Vega-based integrated graphics allow the APU to power the laptop all on its own, which helps conserve power and extend battery life to over seven hours of 1080p video playback on FX705DY and nearly six hours on FX505DY. Discrete GPUs are where it’s at for proper gaming so when it’s time to play, AMD Switchable Graphics tech automatically activates the laptop’s discrete Radeon RX 560X. The GPU pumps out smooth frame rates in mainstays like Fortnite and Overwatch, as well as esports classics like League of Legends and Dota 2."
Both models have NanoEdge displays with thin bezels and wide viewing angles and variable refresh rates, and while the larger FX705DY provides a FreeSync range of 40-60Hz, the FX505DY offers 48-120Hz capability.

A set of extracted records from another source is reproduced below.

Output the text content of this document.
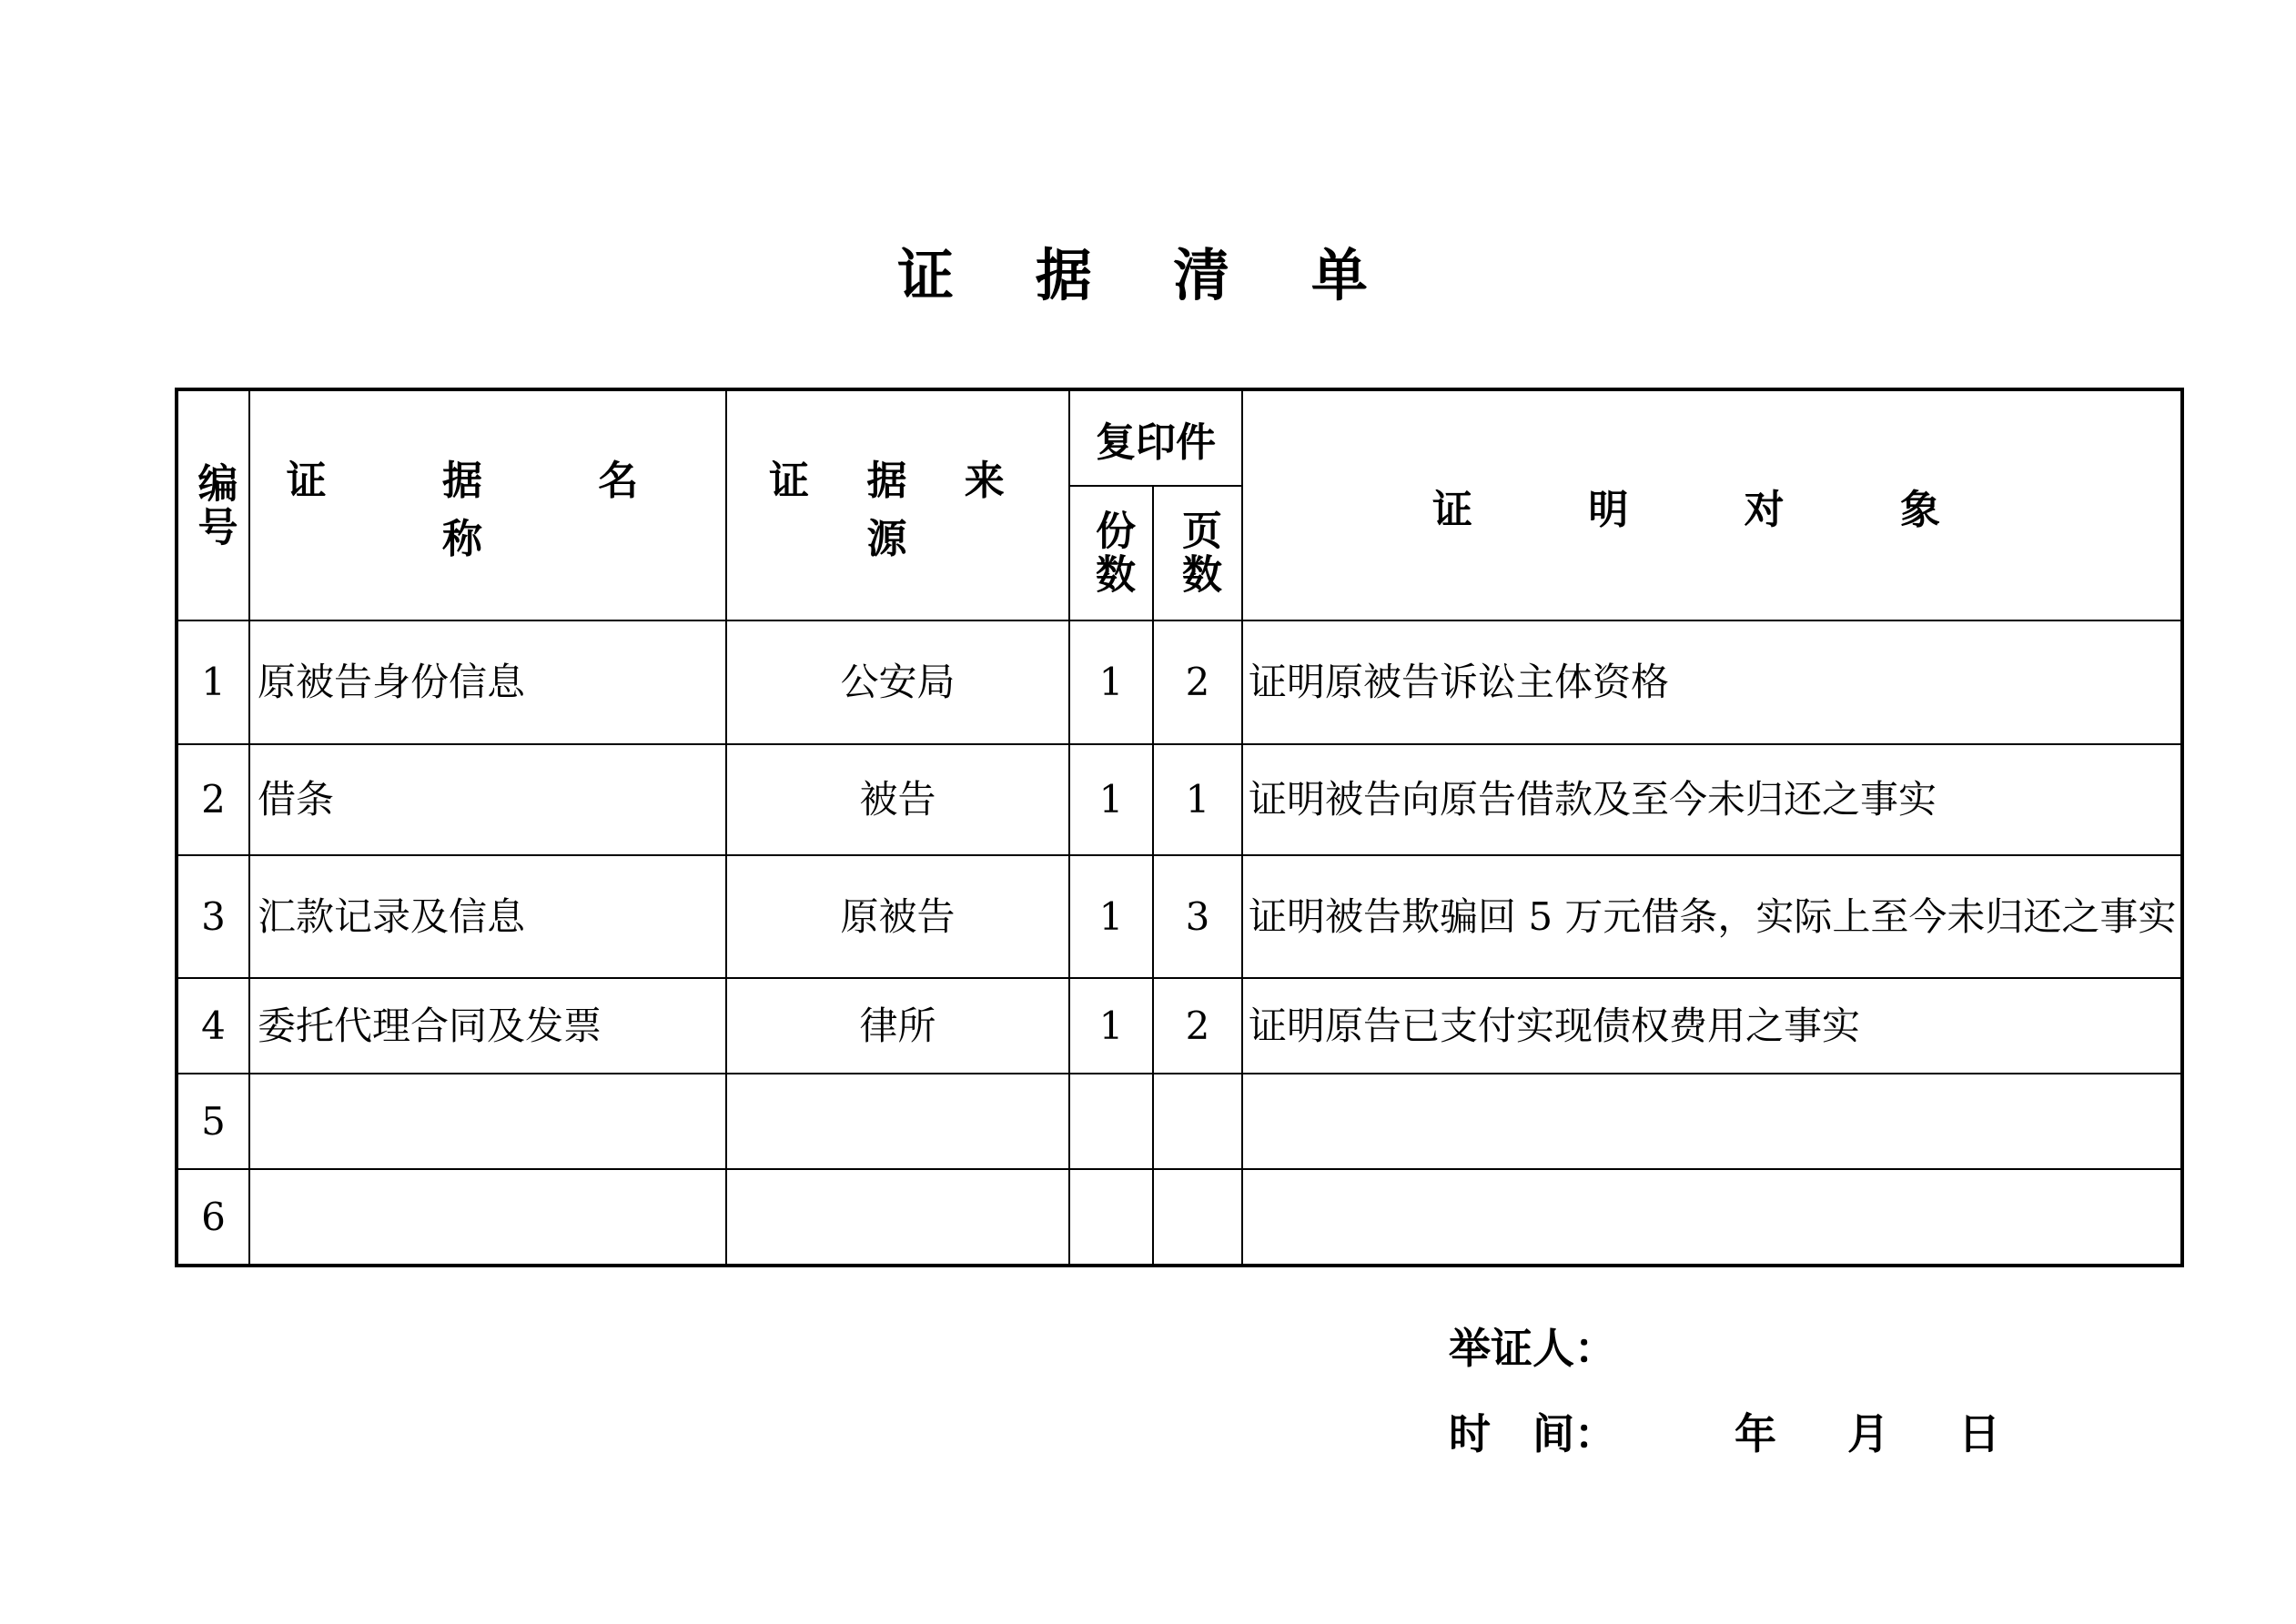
证 据 清 单
编号	证 据 名 称	证 据 来 源	复印件		证 明 对 象
			份数	页数	
1	原被告身份信息	公安局	1	2	证明原被告诉讼主体资格
2	借条	被告	1	1	证明被告向原告借款及至今未归还之事实
3	汇款记录及信息	原被告	1	3	证明被告欺骗回 5 万元借条，实际上至今未归还之事实
4	委托代理合同及发票	律所	1	2	证明原告已支付实现债权费用之事实
5					
6					
举证人：
时　间：	年 月 日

Specifications from ASUS for the TUF Gaming FX505DY and FX705DY include:
- Processor: AMD Ryzen 5 3550H
- 15.6" FHD NanoEdge wide-view display up to 120Hz
- 17.3" FHD NanoEdge wide-view display
- Graphics: AMD Radeon RX 560X
- Memory: Up to 32GB DDR4 2400MHz
- Storage: Up to 512GB PCIe SSD
- Up to 1TB FireCuda SSHD
- Wireless: 802.11a/b/g/n/ac WLAN, Bluetooth 4.2
- 2x USB 3.1 Gen1
- 1x USB 2.0
- 1x HDMI 2.0
- 1x RJ-45 jack
- 1x 3.5mm headphone and mic combo jack
- 1x Kensington lock
- Keyboard and touchpad : 1.8mm key travel
- Customizable RGB or red backlighting
- Audio: DTS Headphone: X
- Battery: 48Wh Lithium-polymer battery (FX505DY), 64Wh Lithium-polymer battery (FX705DY)
- OS: Windows 10
- Weight: 4.85 lbs (FX505DY), 5.73 lbs (FX705DY)
Official pricing was not revealed in the press release, but we should be able to expect some fairly agressive sub-$1000 pricing with these at the base configuration level.